Re: Detecting Systemd crash

František Šumšal <frantisek@xxxxxxxxx> · Mon, 5 Feb 2024 12:43:14 +0100

On 2/3/24 16:55, Álvaro Cebrián Juan wrote:
Great question!

I am very interested in detecting systemd crashes too since I have experienced them recently and have been asked to come up with a solution to react when a PID1 crash happens.
In fact, in my recent experiences, a journald crash was enough to render the system into an unreliable/degraded state in which some top-level applications worked while others didn't.

So adding to David's 1st question, I need to detect systemd and journald crashes and then trigger a `systemctl reboot --force --force` command

You can tell systemd to do just that, by setting CrashReboot=yes in system.conf [0][1]. It defaults to 'no' to avoid reboot loops.

[0] https://www.freedesktop.org/software/systemd/man/latest/systemd-system.conf.html#LogColor=
[1] https://www.freedesktop.org/software/systemd/man/latest/systemd.html#systemd.crash_reboot

I have also read that Linux Magic System Request Key (SysRq) can help in such scenarios but I don't know how they work.

Any help would be very appreciated.
Thank you.

Some related links:
https://news.ycombinator.com/item?id=19023695 <https://news.ycombinator.com/item?id=19023695>
https://news.ycombinator.com/item?id=36873927 <https://news.ycombinator.com/item?id=36873927>
https://www.kernel.org/doc/html/latest/admin-guide/sysrq.html <https://www.kernel.org/doc/html/latest/admin-guide/sysrq.html>

El sáb, 3 feb 2024 a las 16:14, David Timber (<dxdt@xxxxxxxxxxxx <mailto:dxdt@xxxxxxxxxxxx>>) escribió:

    Systemd crashed on me the other day. I was writing up some Systemd units
    and testing them out by daemon-reload every time I wanted to test them
    out. Not the best way to go on about, I know. My bad abusing Systemd to
    the point of crashing. Perhaps it was just a bit flip that caused this.

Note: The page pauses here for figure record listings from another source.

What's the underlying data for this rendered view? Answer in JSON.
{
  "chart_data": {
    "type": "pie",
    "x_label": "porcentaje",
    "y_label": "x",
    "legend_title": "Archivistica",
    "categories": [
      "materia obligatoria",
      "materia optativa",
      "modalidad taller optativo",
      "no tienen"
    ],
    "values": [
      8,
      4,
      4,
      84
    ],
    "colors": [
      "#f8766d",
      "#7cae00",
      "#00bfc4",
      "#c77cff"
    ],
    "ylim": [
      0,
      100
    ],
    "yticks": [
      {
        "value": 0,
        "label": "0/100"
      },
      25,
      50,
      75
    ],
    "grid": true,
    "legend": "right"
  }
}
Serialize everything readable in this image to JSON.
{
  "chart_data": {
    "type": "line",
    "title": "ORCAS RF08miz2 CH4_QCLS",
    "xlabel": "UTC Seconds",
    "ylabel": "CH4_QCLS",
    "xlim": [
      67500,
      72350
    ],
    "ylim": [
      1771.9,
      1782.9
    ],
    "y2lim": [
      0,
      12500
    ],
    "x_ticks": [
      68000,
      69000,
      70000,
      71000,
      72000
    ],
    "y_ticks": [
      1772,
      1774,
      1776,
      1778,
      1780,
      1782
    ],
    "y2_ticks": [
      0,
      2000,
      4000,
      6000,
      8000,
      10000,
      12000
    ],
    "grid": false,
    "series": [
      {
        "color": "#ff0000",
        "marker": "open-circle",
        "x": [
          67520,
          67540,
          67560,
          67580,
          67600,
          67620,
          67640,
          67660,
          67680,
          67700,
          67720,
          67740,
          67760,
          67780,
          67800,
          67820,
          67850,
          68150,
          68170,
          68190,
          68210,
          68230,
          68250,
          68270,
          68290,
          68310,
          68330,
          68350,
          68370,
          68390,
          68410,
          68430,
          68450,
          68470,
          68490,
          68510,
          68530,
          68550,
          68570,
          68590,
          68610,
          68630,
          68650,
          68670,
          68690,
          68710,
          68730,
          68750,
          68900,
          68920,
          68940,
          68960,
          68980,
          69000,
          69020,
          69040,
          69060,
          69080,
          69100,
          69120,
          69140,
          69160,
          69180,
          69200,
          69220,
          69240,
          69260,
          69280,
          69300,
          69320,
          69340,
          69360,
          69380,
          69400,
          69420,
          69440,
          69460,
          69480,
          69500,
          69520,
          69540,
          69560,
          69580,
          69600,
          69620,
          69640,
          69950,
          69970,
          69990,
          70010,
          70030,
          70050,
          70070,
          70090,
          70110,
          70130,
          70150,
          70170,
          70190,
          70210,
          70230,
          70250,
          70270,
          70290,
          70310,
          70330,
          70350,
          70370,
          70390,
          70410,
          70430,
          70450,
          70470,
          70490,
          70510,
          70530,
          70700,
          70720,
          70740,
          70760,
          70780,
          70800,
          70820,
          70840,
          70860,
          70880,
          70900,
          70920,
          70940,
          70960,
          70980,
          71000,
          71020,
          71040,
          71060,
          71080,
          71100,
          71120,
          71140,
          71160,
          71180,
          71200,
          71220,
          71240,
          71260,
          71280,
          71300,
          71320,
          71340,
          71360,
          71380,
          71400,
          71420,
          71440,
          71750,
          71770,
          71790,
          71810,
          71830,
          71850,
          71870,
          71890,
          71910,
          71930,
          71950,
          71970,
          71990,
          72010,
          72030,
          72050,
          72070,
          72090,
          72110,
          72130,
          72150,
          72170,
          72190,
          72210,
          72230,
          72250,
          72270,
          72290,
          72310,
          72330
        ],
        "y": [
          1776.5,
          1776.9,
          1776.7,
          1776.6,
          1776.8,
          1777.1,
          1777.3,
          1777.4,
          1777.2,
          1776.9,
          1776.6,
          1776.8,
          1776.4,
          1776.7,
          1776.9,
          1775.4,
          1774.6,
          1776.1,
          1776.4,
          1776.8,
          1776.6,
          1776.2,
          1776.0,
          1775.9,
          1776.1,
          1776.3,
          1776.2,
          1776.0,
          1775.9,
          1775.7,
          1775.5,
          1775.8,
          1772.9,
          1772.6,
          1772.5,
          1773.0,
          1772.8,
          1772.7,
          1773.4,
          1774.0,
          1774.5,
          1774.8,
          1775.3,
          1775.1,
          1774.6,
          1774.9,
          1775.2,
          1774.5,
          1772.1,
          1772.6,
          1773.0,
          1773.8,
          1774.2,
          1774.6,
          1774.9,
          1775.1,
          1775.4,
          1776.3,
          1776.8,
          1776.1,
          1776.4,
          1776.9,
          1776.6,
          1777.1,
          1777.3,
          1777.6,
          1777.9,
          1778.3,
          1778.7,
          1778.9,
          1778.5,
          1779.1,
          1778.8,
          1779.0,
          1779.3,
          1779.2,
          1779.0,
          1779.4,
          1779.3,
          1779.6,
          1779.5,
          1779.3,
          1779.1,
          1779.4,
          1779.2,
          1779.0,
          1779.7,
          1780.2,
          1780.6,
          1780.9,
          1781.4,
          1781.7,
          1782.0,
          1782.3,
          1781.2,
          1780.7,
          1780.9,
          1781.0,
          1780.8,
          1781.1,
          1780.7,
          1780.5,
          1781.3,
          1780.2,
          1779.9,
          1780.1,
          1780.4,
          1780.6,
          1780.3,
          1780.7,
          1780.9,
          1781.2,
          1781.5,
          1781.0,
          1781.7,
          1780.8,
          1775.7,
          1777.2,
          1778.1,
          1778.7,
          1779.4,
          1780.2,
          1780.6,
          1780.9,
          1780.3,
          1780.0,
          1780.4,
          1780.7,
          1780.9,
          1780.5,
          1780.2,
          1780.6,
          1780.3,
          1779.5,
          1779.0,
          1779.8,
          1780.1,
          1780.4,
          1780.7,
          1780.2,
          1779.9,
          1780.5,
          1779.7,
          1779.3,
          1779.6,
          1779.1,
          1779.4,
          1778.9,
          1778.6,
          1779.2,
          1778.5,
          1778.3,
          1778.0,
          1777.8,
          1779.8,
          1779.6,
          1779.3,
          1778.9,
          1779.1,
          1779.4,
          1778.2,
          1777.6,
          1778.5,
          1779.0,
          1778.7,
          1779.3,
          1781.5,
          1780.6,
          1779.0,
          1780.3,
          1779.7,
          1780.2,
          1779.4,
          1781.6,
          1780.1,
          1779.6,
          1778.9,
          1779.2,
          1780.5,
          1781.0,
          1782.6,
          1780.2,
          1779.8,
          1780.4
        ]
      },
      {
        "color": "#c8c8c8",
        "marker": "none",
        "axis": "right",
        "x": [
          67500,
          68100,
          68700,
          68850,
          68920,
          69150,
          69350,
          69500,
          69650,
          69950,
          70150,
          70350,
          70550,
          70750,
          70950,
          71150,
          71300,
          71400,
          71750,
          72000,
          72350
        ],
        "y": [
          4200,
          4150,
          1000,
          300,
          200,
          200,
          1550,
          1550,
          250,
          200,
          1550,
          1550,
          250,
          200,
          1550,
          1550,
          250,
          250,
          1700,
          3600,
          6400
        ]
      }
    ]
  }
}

         systemd[2368]: Assertion 'path_is_absolute(p)' failed at
         src/basic/chase.c:628, function chase(). Aborting.
         systemd[1]: Assertion 'path_is_absolute(p)' failed at
         src/basic/chase.c:628, function chase(). Aborting.
         systemd[1]: Caught <ABRT> from our own process.
         systemd-coredump[32497]: Due to PID 1 having crashed coredump
         collection will now be turned off.
         systemd-coredump[32497]: [🡕] Process 32496 (systemd) of user 0
         dumped core.
         systemd[1]: Caught <ABRT>, dumped core as pid 32496.
         systemd[1]: Freezing execution.

         ...

         systemd-journald[871]: Failed to send stream file descriptor to
         service manager: Transport endpoint is not connected

    I didn't even bother trying producing stack trace. I can get on that if
    anyone wants it. My machine started doing some weird things like Firefox
    not being able to do Ajax properly whilst being able to go to a new
    page, Chromium not being able to create a new tab whilst all the text
    editors worked just fine, all the systemctl commands timing out. So
    basically, I was using Linux without fork(). Anyway.
    Well, I think any software can crash for any reason whatsoever. The
    problem with Systemd I realised from this incident is that I had no way
    of knowing that Systemd had crashed until I opened up the journal and
    kernel logs and saw that Systemd had crashed some time ago. In this
    particular incident, Systemd caught the signal and decided to just
    freeze. No idea why you'd want that because if it had just crashed, the
    kernel would have just panicked and I would have realised something went
    wrong.

    1: So I decided that I need a some sort of "watchdog" that warns me when
    something like this happens. Using dbus to poll the status of the
    Systemd process, it could be a GUI app running under a seat, just a
    daemon that writes a warning message using `wall` or just send mail
    using a primed up MUA process. I wonder if someone already had the same
    idea and went on to make one.

    2: How do I get Systemd to freeze to test such program? I mean, if I
    kill Systemd, the kernel would crash so I have to somehow tell Systemd
    to freeze?